Kapan deteksi dini sebaiknya dilakukan? Pada kasus pencegahan kanker payudara, orang yang berusia di atas 20 tahun sebelumnya bisa melakukan pemeriksaan payudara sendiri (SADARI) setiap bulan. Pemeriksaan juga bisa dilakukan dokter setiap tiga tahun pada wanita berusia 20-30 tahun dan setiap tahun pada yang berusia di atas 40 tahun.
Lebih lanjut, wanita berusia di atas 40 tahun juga perlu melakukan mamografi tahunan. Kemudian, orang dengan risiko tinggi, seperti memiliki riwayat keluarga kanker, faktor genetik, harus lebih sering menjalani skrining.

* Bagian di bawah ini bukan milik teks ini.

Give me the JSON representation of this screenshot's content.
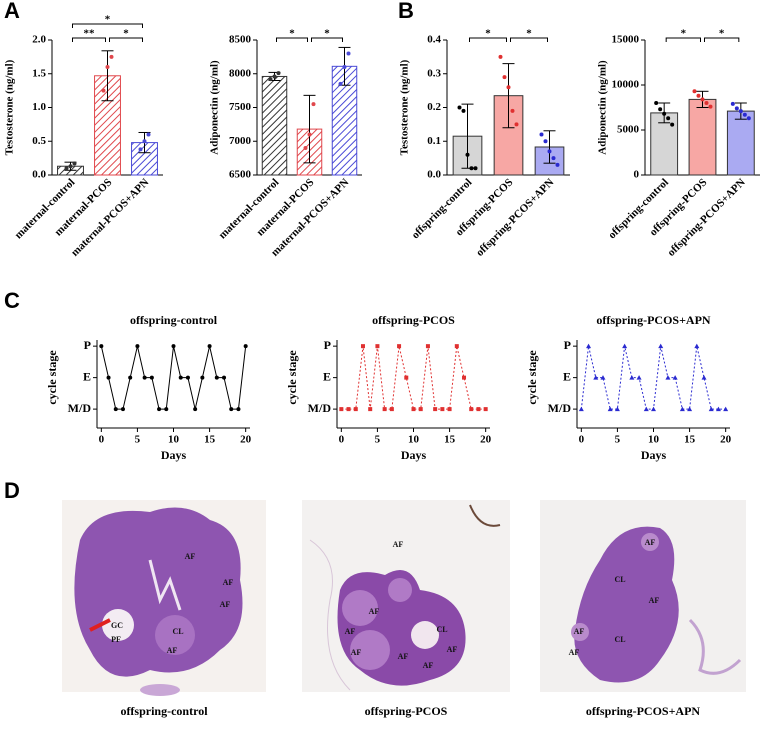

Pada kasus kanker leher rahim, Denni menyarankan deteksi dini bisa dimulai tiga tahun setelah wanita aktif secara seksual tetapi tidak lebih cepat dari usia 21 tahun. Deteksi dini kanker ini bisa dilakukan setiap tahun melalui papsmear. Setelah usia 30 tahun, wanita dengan pemeriksaan pap smear tahunan yang normal tiga kali berturut-turut dapat menjalani pemeriksaan deteksi dini dengan rentang setiap 2-3 tahun.
Kemudian, pada wanita berusia di atas 70 tahun yang menjalani pemeriksaan pap smear dengan hasil normal tiga kali atau lebih berturut-turut dan tidak dijumpai abnormalitas dalam 10 tahun terrakhir tak perlu menjalani deteksi dini. Terakhir, khusus untuk kanker kolorektal, pria dan wanita berusia di atas 50 tahun tanpa faktor risiko disarankan menjalani salah satu dari deteksi dini, antara lain pemeriksaan darah samar tinja, sigmoidoskopi fleksibel setiap lima tahun, barium enema kontras ganda setiap lima tahun, atau kolonoskopi setiap 10 tahun. Sementara mereka dengan riwayat keluarga kanker kolorektal perlu memulai deteksi dini pada usia 40 tahun atau 10 tahun sebelum diagnosis awal kanker.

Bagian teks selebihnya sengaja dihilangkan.